In his Assaying history: creating temporal junctions through urban exploration paper Garrett says that the practice of urban exploration can be roughly defined as the discovery and exploration of unseen parts of the built environment, usually with a focus on derelict places. He adds:
Urban explorers are fascinated primarily in the flotsam of capital. They engage in a practice intensely interested in locating sites of haunted memory, seeking interaction with the ghosts of lives lived... These moments of encounter between the present and the past, experienced through physically exploring abandoned architecture, create flashes of confrontation with unexpected material traces that lead to emotionally charged discoveries through an embodied practice which mirrors the role of the archaeologist assaying surface material without deep excavation to analyse the character of places---a surface survey of affectation.
Urban exploration gives agency to places with an appreciation for the life of an
architectural feature or system that continues after abandonment, with an acknowl- edgement that, though the capitalist use-life of all places will inevitably end, places do not `die'.

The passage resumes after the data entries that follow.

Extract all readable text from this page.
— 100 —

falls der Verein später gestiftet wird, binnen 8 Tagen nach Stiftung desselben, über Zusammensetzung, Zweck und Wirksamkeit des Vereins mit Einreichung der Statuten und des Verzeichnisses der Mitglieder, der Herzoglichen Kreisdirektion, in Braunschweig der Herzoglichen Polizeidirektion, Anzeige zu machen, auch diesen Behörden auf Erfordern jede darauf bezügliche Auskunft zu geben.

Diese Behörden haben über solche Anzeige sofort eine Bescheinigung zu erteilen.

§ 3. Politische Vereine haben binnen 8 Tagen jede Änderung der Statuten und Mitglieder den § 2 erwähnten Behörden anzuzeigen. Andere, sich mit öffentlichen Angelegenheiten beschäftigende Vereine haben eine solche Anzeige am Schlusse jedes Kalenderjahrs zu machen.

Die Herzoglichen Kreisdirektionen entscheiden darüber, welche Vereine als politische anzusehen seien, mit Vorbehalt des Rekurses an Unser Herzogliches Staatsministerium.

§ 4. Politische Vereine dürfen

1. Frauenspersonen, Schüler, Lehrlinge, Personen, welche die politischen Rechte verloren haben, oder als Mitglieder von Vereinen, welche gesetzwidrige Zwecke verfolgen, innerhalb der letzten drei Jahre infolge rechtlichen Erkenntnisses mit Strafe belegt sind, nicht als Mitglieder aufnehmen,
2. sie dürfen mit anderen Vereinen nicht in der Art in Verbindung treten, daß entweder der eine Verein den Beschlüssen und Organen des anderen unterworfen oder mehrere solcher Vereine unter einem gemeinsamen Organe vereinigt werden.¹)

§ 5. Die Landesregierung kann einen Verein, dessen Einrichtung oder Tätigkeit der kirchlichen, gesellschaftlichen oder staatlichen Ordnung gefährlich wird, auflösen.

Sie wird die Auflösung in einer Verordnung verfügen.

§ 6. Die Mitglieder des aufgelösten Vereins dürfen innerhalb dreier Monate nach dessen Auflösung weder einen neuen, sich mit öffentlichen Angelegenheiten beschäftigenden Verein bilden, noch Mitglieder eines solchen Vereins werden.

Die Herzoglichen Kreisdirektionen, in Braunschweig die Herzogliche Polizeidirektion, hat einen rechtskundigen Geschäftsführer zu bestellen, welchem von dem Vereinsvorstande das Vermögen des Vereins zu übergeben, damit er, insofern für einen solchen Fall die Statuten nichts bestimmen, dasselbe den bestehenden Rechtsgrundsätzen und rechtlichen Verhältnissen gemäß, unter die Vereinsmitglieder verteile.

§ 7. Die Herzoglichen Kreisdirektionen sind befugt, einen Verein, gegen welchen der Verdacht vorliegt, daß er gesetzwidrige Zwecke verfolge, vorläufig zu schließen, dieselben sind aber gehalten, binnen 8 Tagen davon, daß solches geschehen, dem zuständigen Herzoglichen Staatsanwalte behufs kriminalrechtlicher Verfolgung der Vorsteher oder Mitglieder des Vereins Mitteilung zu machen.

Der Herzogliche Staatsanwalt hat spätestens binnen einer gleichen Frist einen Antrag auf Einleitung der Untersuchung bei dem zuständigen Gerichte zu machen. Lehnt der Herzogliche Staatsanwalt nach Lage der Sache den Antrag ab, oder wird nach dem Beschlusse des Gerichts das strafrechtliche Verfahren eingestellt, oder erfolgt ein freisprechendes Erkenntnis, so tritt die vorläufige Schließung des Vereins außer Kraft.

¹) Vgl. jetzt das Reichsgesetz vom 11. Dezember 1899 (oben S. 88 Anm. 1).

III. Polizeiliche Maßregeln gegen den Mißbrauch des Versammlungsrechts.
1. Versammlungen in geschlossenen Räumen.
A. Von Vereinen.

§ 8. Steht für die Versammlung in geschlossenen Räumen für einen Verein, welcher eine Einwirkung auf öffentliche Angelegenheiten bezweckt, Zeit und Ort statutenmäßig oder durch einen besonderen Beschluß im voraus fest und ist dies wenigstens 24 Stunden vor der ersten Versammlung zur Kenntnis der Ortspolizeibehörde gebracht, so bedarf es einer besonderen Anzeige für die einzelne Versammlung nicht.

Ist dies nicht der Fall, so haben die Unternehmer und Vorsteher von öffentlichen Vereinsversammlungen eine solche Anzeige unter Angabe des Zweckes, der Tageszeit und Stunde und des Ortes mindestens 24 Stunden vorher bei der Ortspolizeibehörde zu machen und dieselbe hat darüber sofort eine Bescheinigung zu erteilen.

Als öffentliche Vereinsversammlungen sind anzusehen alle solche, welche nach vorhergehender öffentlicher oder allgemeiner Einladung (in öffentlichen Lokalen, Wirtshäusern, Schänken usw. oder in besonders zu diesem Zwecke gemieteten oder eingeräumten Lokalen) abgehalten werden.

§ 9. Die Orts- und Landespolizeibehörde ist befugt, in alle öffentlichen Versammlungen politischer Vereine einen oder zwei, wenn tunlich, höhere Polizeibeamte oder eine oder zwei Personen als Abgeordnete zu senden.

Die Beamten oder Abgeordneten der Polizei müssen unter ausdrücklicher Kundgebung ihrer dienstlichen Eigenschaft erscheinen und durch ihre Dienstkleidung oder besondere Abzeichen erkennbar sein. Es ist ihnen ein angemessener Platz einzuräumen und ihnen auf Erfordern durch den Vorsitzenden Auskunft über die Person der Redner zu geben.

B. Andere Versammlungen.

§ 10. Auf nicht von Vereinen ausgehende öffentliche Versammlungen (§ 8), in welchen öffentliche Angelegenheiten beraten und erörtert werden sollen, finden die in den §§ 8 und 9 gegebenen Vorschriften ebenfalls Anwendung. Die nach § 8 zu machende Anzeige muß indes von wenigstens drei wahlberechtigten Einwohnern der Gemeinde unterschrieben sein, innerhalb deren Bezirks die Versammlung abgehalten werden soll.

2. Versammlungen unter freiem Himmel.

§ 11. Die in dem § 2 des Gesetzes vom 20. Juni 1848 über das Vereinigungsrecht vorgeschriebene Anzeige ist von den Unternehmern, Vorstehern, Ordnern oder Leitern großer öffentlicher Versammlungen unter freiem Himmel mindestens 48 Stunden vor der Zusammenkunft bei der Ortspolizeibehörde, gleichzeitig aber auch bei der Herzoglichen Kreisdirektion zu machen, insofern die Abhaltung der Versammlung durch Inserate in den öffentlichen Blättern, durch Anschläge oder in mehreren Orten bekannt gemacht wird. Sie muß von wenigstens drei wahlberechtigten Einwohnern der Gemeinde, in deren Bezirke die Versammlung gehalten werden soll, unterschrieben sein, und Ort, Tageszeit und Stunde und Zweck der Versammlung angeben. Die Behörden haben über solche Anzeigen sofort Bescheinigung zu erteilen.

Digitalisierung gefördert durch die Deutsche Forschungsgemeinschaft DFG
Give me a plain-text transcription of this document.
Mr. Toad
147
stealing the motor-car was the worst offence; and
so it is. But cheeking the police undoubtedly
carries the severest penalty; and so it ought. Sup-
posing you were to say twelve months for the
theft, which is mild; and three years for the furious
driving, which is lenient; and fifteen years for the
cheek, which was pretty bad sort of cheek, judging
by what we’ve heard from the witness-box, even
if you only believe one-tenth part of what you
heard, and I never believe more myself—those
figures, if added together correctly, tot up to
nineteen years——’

He argues that there is a place, a need, and a desire for embodied experiences of the past, dreams of alternative pasts, for localised historical interpretation and for unregulated decay because a ruin can point much more powerfully than a restored building to its historical and social genesis and because unregulated experiences in ruins tell us as much about ourselves as about the places we explore.
Ruins may be decaying, but they are not dead: they are places filled with possibilities for wondrous adventure, inspiring visions, quiet moments, peripatetic playfulness, and artistic potential.